Nach vier Jahren Abstinenz schnüffelt Privatdetektiv Matula wieder im deutschen Fernsehen. Für seinen neuen Fall zieht es ihn hoch in den Norden, wo er im Umfeld eines Forschungsinstituts ermittelt.

Cast & Crew

Vor der Kamera:
Claus Theo Gärtner als Josef Matula
Sinja Dieks als Helen Petersen
Götz Schubert als Dr. Claas Jessen
Thomas Sarbarcher als Rolf Lech
Ulrike Krumbiegel als Ann-Gret Dahus
Anna Böttcher als Gesine Franke
Lutz Herkenrath als Dr. Hans Zerbaum

Hinter der Kamera:
Regie: Thorsten Näter
Drehbuch: Ben Braeunlich
Kamera: Joachim Hasse
Produktion: Odeon TV
Exakt 300 Folgen lang, von 1981 bis 2013, war Claus Theo Gärtner als Josef Matula in der ZDF-Krimiserie «Ein Fall für Zwei» zu sehen, und schrieb somit ein Stück deutsche Fernsehgeschichte. Als Ermittler war er die Konstante im Zweierteam, mit vier verschiedenen Anwälten arbeitete er zusammen. In der neu aufgelegten, gleichnamigen ZDF-Serie hatte er noch einen Gastauftritt. Zu seinem 70. Geburtstag erhielt Gärtner dann nicht nur Glückwünsche aus Mainz, sondern auch das Angebot, erneut in die Rolle des Privatdetektivs zu schlüpfen. Bereits am Karfreitag findet Matulas Wiederauferstehung unter der Regie von Thorsten Näter statt, und es scheint, als sei der Charakter nicht nur gealtert, sondern vor allem der Alte geblieben.

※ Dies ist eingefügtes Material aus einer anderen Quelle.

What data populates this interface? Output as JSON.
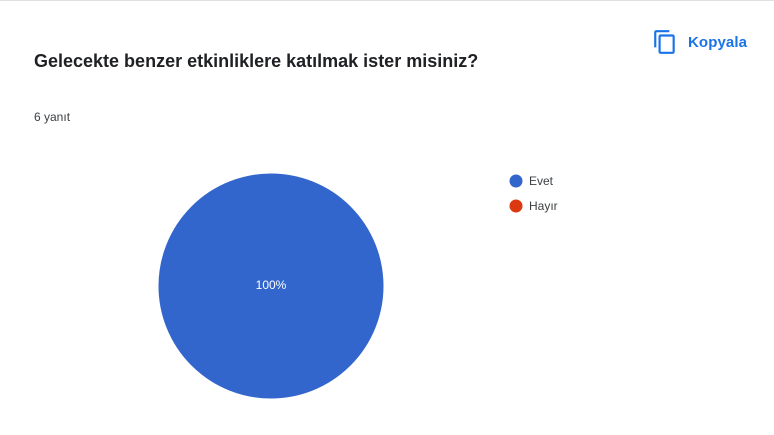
{
  "header": {
    "copy_label": "Kopyala",
    "copy_icon": "copy-icon"
  },
  "question": {
    "title": "Gelecekte benzer etkinliklere katılmak ister misiniz?",
    "response_count": "6 yanıt"
  },
  "colors": {
    "accent": "#1a73e8",
    "evet": "#3366cc",
    "hayir": "#dc3912"
  },
  "chart_data": {
    "type": "pie",
    "categories": [
      "Evet",
      "Hayır"
    ],
    "values": [
      100,
      0
    ],
    "value_labels": [
      "100%",
      ""
    ],
    "unit": "%",
    "legend_position": "right"
  }
}
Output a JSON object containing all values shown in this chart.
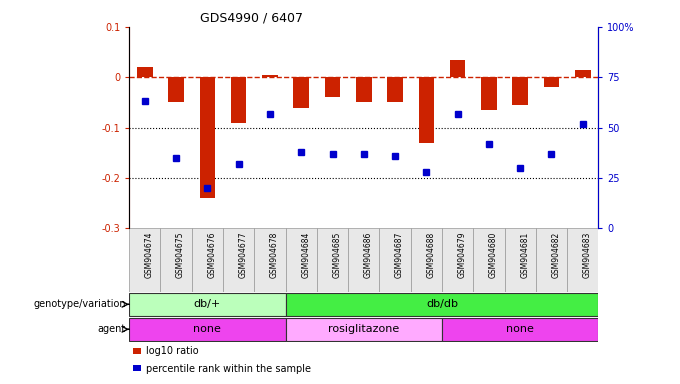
{
  "title": "GDS4990 / 6407",
  "samples": [
    "GSM904674",
    "GSM904675",
    "GSM904676",
    "GSM904677",
    "GSM904678",
    "GSM904684",
    "GSM904685",
    "GSM904686",
    "GSM904687",
    "GSM904688",
    "GSM904679",
    "GSM904680",
    "GSM904681",
    "GSM904682",
    "GSM904683"
  ],
  "log10_ratio": [
    0.02,
    -0.05,
    -0.24,
    -0.09,
    0.005,
    -0.06,
    -0.04,
    -0.05,
    -0.05,
    -0.13,
    0.035,
    -0.065,
    -0.055,
    -0.02,
    0.015
  ],
  "percentile_rank": [
    63,
    35,
    20,
    32,
    57,
    38,
    37,
    37,
    36,
    28,
    57,
    42,
    30,
    37,
    52
  ],
  "ylim_left": [
    -0.3,
    0.1
  ],
  "ylim_right": [
    0,
    100
  ],
  "bar_color": "#cc2200",
  "dot_color": "#0000cc",
  "dashed_line_color": "#cc2200",
  "dotted_line_color": "#000000",
  "genotype_groups": [
    {
      "label": "db/+",
      "start": 0,
      "end": 5,
      "color": "#bbffbb"
    },
    {
      "label": "db/db",
      "start": 5,
      "end": 15,
      "color": "#44ee44"
    }
  ],
  "agent_groups": [
    {
      "label": "none",
      "start": 0,
      "end": 5,
      "color": "#ee44ee"
    },
    {
      "label": "rosiglitazone",
      "start": 5,
      "end": 10,
      "color": "#ffaaff"
    },
    {
      "label": "none",
      "start": 10,
      "end": 15,
      "color": "#ee44ee"
    }
  ],
  "legend_items": [
    {
      "color": "#cc2200",
      "label": "log10 ratio"
    },
    {
      "color": "#0000cc",
      "label": "percentile rank within the sample"
    }
  ],
  "title_fontsize": 9,
  "tick_fontsize": 7,
  "label_fontsize": 7,
  "sample_fontsize": 5.5,
  "group_fontsize": 8
}
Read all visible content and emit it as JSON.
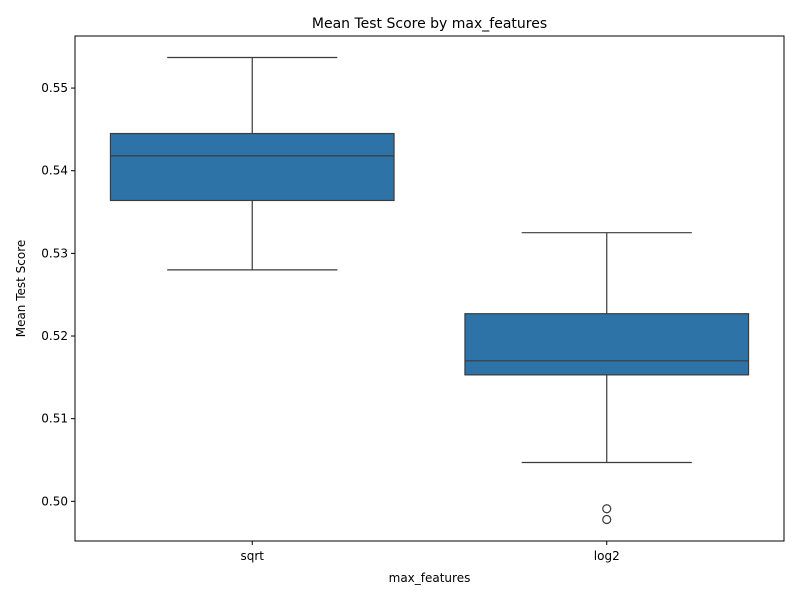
{
  "chart_data": {
    "type": "box",
    "title": "Mean Test Score by max_features",
    "xlabel": "max_features",
    "ylabel": "Mean Test Score",
    "ylim": [
      0.4952,
      0.5563
    ],
    "yticks": [
      0.5,
      0.51,
      0.52,
      0.53,
      0.54,
      0.55
    ],
    "ytick_labels": [
      "0.50",
      "0.51",
      "0.52",
      "0.53",
      "0.54",
      "0.55"
    ],
    "categories": [
      "sqrt",
      "log2"
    ],
    "grid": false,
    "color": "#2e73a8",
    "boxes": [
      {
        "category": "sqrt",
        "whisker_low": 0.528,
        "q1": 0.5364,
        "median": 0.5418,
        "q3": 0.5445,
        "whisker_high": 0.5537,
        "outliers": []
      },
      {
        "category": "log2",
        "whisker_low": 0.5047,
        "q1": 0.5153,
        "median": 0.517,
        "q3": 0.5227,
        "whisker_high": 0.5325,
        "outliers": [
          0.4991,
          0.4978
        ]
      }
    ]
  }
}
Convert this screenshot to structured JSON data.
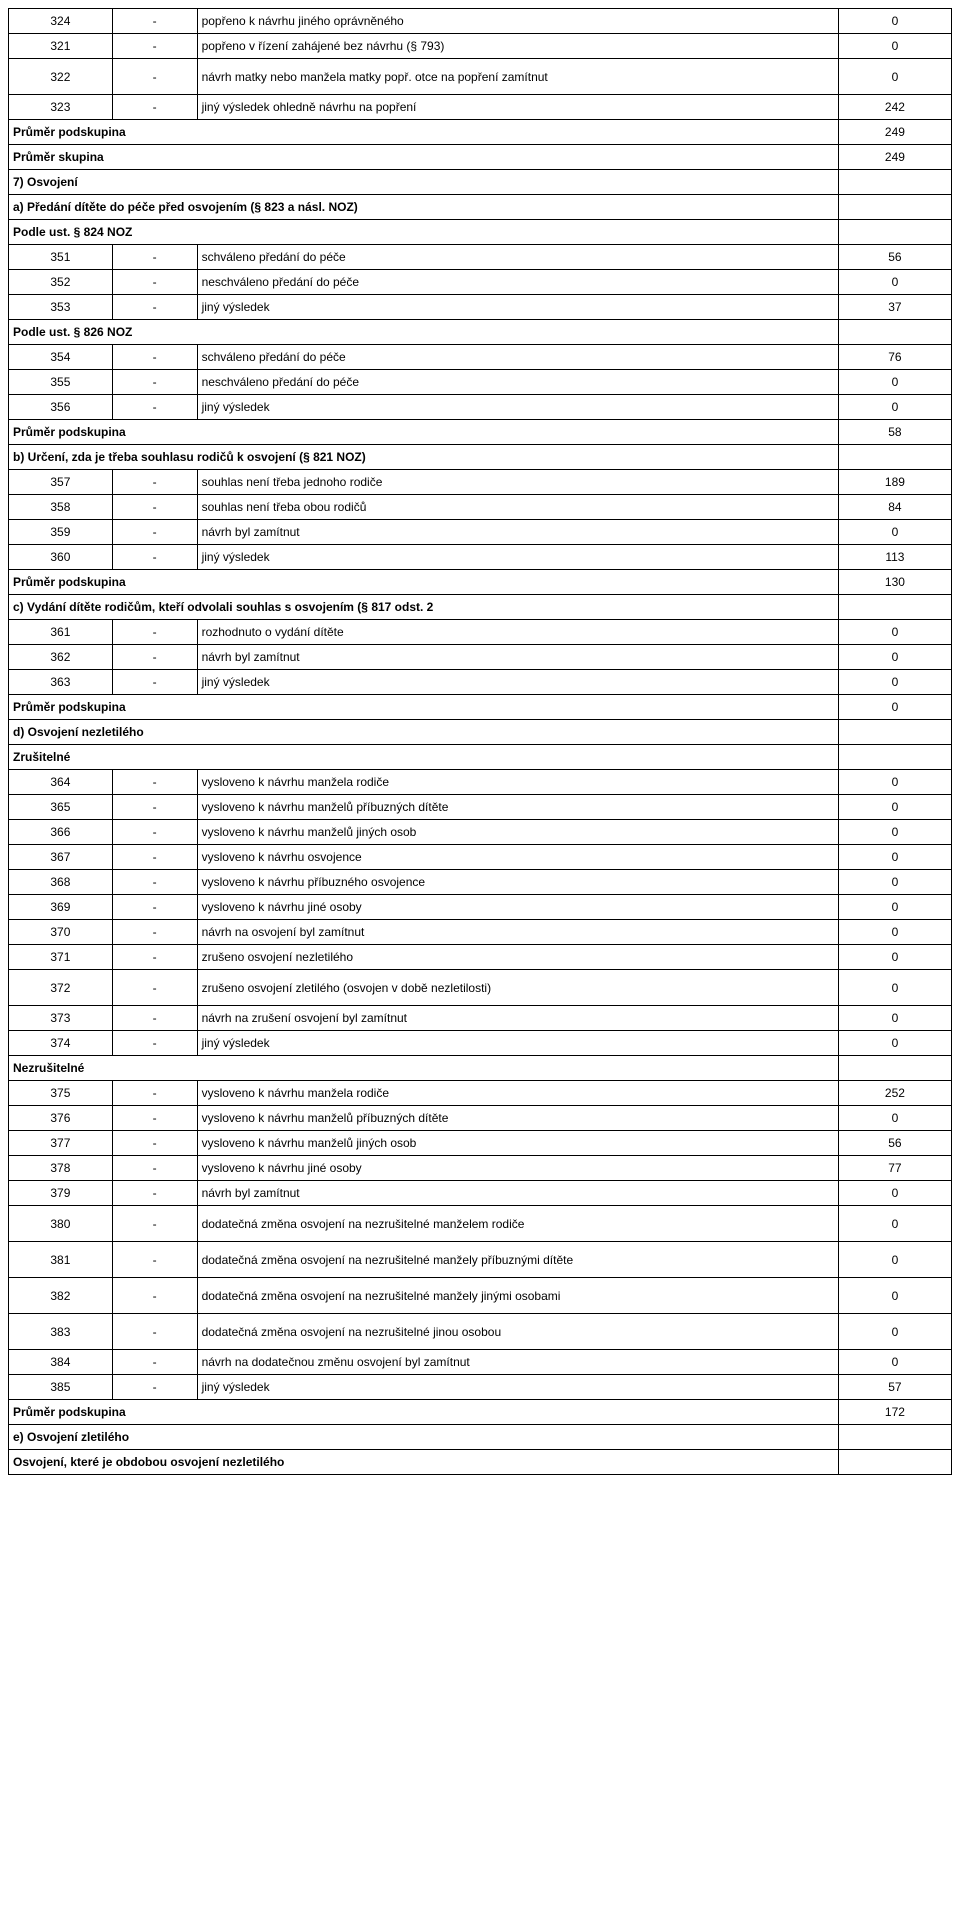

Mehr schlecht als recht schlägt er sich in Frankfurt als Kaufhausdetektiv durch, bis ihn ein neuer Auftrag an die Nordseeküste führt. Matula soll in einer Seniorenresidenz nach dem Rechten sehen. Frau Prof. Wollert, hochdekorierte Wissenschaftlerin und eine alte Bekannte von Matulas Auftraggeber Jessen (Götz Schubert), fühlt sich bedroht.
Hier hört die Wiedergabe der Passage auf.